THE CUPS GAME (Jackson, P., The Cups Game NSF Product Realization Consortium Module Description, Cornell, NY: Cornell University, 1996)

This activity was designed by Peter Jackson . It illustrates the difference between push and pull production. It is also effective in demonstrating the advantages of small lot manufacturing. This activity makes a very convincing argument for just-in-time production and has converted many skeptics.


The unit product for the cups game consists of a four-cup holder, containing four cups. The cups have lids and straws and are marked with an adhesive blue dot (see Figure 1). The game requires six participants while the rest of the class are interested spectators. The first participant is the supplier and supplies all raw material to the work stations. The next four participants each work at a workstation. At the first workstation four cups are placed in the cup holder. At the next station dots are placed on the cups. At the third lids are placed on the cups and at the fourth station straws are unwrapped and inserted into the lids. The last participant is the shipping/quality control station.

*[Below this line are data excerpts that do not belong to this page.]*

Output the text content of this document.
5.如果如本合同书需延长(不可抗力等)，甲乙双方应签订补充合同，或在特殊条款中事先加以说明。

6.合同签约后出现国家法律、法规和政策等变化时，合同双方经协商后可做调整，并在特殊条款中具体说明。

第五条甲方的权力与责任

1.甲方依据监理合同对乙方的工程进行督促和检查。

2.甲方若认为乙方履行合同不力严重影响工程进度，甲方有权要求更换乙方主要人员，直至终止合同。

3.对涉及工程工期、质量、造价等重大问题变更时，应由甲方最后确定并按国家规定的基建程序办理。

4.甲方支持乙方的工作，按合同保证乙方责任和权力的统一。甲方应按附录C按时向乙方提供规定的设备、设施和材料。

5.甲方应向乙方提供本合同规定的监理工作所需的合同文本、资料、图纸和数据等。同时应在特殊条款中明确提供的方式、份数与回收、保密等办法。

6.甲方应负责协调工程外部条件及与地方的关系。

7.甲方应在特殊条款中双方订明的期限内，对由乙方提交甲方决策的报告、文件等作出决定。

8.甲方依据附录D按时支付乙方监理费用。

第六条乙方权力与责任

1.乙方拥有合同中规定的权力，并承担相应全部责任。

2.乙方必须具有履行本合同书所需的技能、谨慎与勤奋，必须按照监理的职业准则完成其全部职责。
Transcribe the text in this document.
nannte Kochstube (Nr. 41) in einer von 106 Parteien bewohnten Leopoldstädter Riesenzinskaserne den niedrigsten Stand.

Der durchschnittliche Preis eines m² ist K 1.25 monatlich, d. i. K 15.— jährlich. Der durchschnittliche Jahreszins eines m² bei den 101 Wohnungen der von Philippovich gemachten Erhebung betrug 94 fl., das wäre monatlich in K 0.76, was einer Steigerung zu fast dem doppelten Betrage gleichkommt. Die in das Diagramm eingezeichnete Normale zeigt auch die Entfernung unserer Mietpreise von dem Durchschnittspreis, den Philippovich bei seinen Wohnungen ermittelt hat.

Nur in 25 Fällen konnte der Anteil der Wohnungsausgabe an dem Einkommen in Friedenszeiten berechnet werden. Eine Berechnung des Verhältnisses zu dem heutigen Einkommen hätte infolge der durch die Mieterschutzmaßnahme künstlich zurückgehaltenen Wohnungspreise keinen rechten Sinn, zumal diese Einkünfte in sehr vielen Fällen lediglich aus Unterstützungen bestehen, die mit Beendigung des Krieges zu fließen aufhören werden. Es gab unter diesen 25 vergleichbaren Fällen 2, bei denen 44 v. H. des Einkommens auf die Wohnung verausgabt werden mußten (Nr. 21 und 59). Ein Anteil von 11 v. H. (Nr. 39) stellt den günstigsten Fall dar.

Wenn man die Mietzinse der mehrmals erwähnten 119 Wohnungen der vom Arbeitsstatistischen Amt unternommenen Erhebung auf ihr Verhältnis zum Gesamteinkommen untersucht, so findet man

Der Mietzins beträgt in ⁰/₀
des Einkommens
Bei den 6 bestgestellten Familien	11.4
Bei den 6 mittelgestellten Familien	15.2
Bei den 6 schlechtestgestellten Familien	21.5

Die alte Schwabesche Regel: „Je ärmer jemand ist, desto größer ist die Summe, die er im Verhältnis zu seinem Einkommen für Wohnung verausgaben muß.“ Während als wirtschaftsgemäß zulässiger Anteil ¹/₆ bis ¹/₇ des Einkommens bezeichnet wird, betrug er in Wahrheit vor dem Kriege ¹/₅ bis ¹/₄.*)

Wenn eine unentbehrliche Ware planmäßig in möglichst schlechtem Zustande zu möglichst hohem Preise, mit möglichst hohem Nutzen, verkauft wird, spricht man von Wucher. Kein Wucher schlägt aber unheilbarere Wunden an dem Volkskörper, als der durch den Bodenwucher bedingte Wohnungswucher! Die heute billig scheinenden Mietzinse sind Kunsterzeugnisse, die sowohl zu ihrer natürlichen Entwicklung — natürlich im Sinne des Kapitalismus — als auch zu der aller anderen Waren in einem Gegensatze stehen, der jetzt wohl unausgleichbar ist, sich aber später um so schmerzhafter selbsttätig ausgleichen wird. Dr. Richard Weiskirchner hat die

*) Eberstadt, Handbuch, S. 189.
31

Figure 1. Cups game unit product.


This activity is a perfect example that a picture is worth a thousand words. Students can clearly see the difference between the push and pull systems. Many become instant believers. We normally play three iterations of the process each lasting about 15 minutes. The first is push, where each worker produces as much as possible and pushes the work to the next station. In no time, inventories start building up, table space is consumed, and last but not least the process deteriorates into a hectic and chaotic state. Somewhere in the middle of all this, a time piece is introduced to measure the process turnaround time. The unit often gets buried in inventories. The activity also calls for the introduction of a quality problem (red color dots) that often goes unnoticed until quality control at end of the line and numerous red dots later. When the process is stopped, the following evaluation measures are made: WIP, Space, Time in Process and Rework. In the discussion that follows the first iteration students recognize that the excessive WIP at some stations is a problem. Some students suggest that the bottlenecks in the process are the cause of the problem and that we should increase the number of workers at some workstations, add more space, and have quality control at every station. However if we indicate that the current output rate is adequate to meet our demand then students recognize that these suggestions are expensive solutions to the wrong problem.


In our second iteration we demonstrate a pull systems. Kanban space (adequate for four units) is defined on the tables using tape for each workstation. Workers are instructed to work a new lot only when their kanban is empty. Students quickly realize that the rate of output is not affected by this change (still determined by the longest task time.) In fact, by eliminating the chaos and clutter workers are likely to work faster. The measures of performance are greatly improved with this iteration. The WIP and defects are limited by the kanbans, the time in process is cut in half, the required table space is down from three to two and the workers are much happier with some making after class plans. Since WIP and reworks are reduced the pull system is actually saving money (with no increase in cost). The most startling point is that by having people work less hard profits are increased. At this point it is easy to see that the WIP can be further reduced by reducing the lot size. The third iteration is pull with a lot size of two. At this point tradeoffs and limitations associated with reducing lot sizes are discussed.